4 Answers To Your Questions About Overlength Fees
Staying on top of overlength fees and trends can help you better plan shipments and total transportation costs. This common accessorial charge can be added to your freight invoice for going over a carrier’s specified length limits.
Q: What’s the difference between overlength and oversize?
A: With carriers turning to dimensionalizing freight, your freight measurements are more important than ever.
Overlength means that the length of the freight shipment exceeds a certain limit the carrier designates. Commodities that tend to have overlength fees assessed include lumber, pipes and steel rods. This is sometimes referred to as extreme length.
Oversize freight that surpass defined height and width limitations hold a new set of challenges. Usually these shipments weigh several thousand pounds. These often lead to specialized solutions and logistics to ensure:
- The trailer or flatbed used has the proper legal number of axles to carry such a heavy load
- The route to the final destination has bridges and overpasses with enough height clearance
- Road limitations defined by local or state laws are taken into consideration
This type of load can also require special equipment such as stretch or lowboy trailers. Freight such as boats, construction equipment and machinery are often oversized.
Q: Should I be concerned with overlength freight?
A: Unless you are shipping lengthy commodities such as bars or pipes, overlength should not be a concern. The best way to handle these products is to crate them to reduce damage. You may want to double check your carrier’s rules tariff to see if you fall under their overlength limitations.

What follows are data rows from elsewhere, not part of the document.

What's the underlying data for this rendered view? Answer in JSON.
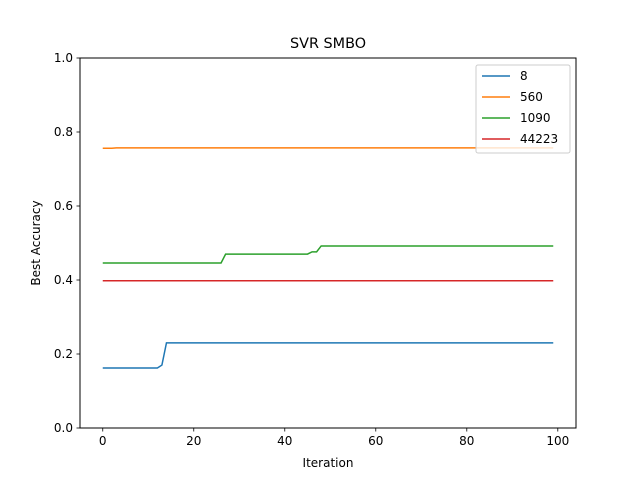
{
  "chart_data": {
    "type": "line",
    "title": "SVR SMBO",
    "xlabel": "Iteration",
    "ylabel": "Best Accuracy",
    "xlim": [
      -5,
      104
    ],
    "ylim": [
      0,
      1.0
    ],
    "x_ticks": [
      0,
      20,
      40,
      60,
      80,
      100
    ],
    "y_ticks": [
      0.0,
      0.2,
      0.4,
      0.6,
      0.8,
      1.0
    ],
    "x_tick_labels": [
      "0",
      "20",
      "40",
      "60",
      "80",
      "100"
    ],
    "y_tick_labels": [
      "0.0",
      "0.2",
      "0.4",
      "0.6",
      "0.8",
      "1.0"
    ],
    "grid": false,
    "legend_position": "top-right",
    "series": [
      {
        "name": "8",
        "color": "#1f77b4",
        "points": [
          [
            0,
            0.162
          ],
          [
            12,
            0.162
          ],
          [
            13,
            0.17
          ],
          [
            14,
            0.23
          ],
          [
            99,
            0.23
          ]
        ]
      },
      {
        "name": "560",
        "color": "#ff7f0e",
        "points": [
          [
            0,
            0.756
          ],
          [
            2,
            0.756
          ],
          [
            3,
            0.757
          ],
          [
            99,
            0.757
          ]
        ]
      },
      {
        "name": "1090",
        "color": "#2ca02c",
        "points": [
          [
            0,
            0.446
          ],
          [
            26,
            0.446
          ],
          [
            27,
            0.47
          ],
          [
            45,
            0.47
          ],
          [
            46,
            0.476
          ],
          [
            47,
            0.476
          ],
          [
            48,
            0.492
          ],
          [
            99,
            0.492
          ]
        ]
      },
      {
        "name": "44223",
        "color": "#d62728",
        "points": [
          [
            0,
            0.398
          ],
          [
            99,
            0.398
          ]
        ]
      }
    ]
  }
}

If your products ship less than truckload (LTL), are overlength and have a width over 8.5 feet (102”), be aware that you may need to ship a full truckload (FTL). Double check with your carrier(s) if you are unsure of their limits.
Q: How much are overlength fees?
A: This depends entirely on the carrier. Since these fees are accessorial charges, they can quickly add up. Each overlength shipment will have a fee added to your invoice. For example, one carrier has a $40.00 charge when the length is between 8 and 12 feet.
Most carriers have a list of their accessorials that they can provide with their overlength fees and tiers. Otherwise it may be listed in their rules tariff.
Q: What’s the current trend with overlength?
A: Carriers have been updating their overlength limitations for the past few years. Some carriers say that any shipment over 8 feet (96”) in length will be charged as overlength while others still exceed 12 feet (144”). Others may give a range and call it “extreme length.”
Double check with your carrier(s) if you are unsure if your freight fits their overlength limit.